On December 3, the anniversary of the 1984 Bhopal disaster, people around the world commemorated "No Pesticide Use Day" with somber remembrances and grassroots campaigns. Thirty-two years ago, more than 2,000 people were killed by a deadly gas leak from a pesticide plant in India.
From production accidents to pesticide drift near schools to contaminated water and soil, these agricultural chemicals continue to impact millions of lives around the world. And still, industry keeps the pesticide treadmill spinning faster.
Can we imagine a day, a year or a world without using hazardous chemicals to grow our food? I can. And we must.
Lessons in history
It may be hard to picture how priorities like healthy rural communities, food safety and fair working conditions for farmworkers can possibly move forward in the U.S. under a new presidential administration that seems so hostile to our values. Scott Pruitt, the Oklahoma Attorney General who has been tapped to lead the Environmental Protection Agency (EPA), has made a name for himself nationally by fighting the agency, and describes himself as "a leading advocate against the EPA's activist agenda." And given Pruitt's close ties to the agribusiness and fossil fuels industries, key federal posts may be occupied by men and women who will be guided by the corporate interests they are tasked with regulating — a classic scenario of the fox guarding the hen house.
Still, we have seen dark days before.
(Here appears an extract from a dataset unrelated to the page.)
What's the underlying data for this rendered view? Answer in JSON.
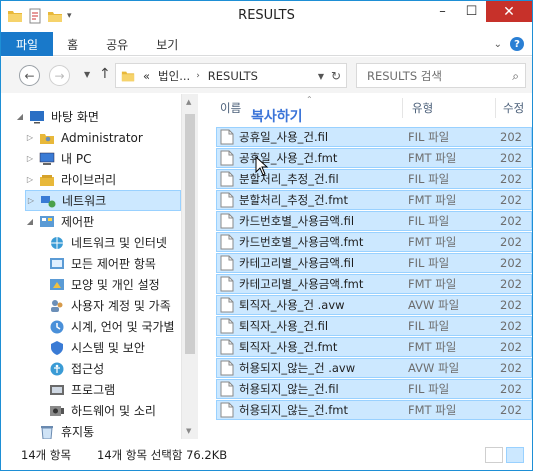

When Pesticide Action Network International was founded in the 1980s, we aimed to nurture and leverage people power — often on the community or state level — and build momentum for federal change. Despite flagrant imbalances of power, with many foxes guarding many hen houses, we kept our eyes on the prize, believing that another world is indeed possible.
Today, people are continuing to stand up for the future of food and farming, speaking out against harmful pesticide use in Hawaii, Iowa, California and beyond even when it draws the ire of corporate bullies like Monsanto and Dow. And internationally, often under daunting, even dangerous circumstances, grassroots groups in our global network are creatively and courageously drawing attention to the harms of chemical-intensive industrial farming in their countries.
“It has become clear that the problems we have today with children’s lives being continuously wrecked by pesticides are because of institutional failures to acknowledge that pesticides are not necessary,” charged our sister organization PAN Asia & the Pacific on No Pesticides Use Day. Amen.
A better world
Our vision of a better world for our children and for future generations is a powerfully motivating factor — and we've made important progress on many continents in recent years. But there is clearly more work to do.
For our children, we need to push back against corporate control over scientific and agricultural policies at every level — including in our state legislatures and in academic research on college campuses. For our children, we need to advocate for buffer zones to protect them from pesticide drift in agricultural areas. For our children, we need to provide farmers the tools and support to step off the pesticide treadmill.
If we can imagine a world for our children without hazardous pesticides, we must begin now to invest in non-chemical alternatives to provide more and more of the food we’ll need for coming generations. As the saying goes, “The best time to plant a tree was 20 years ago; the second best time is now.”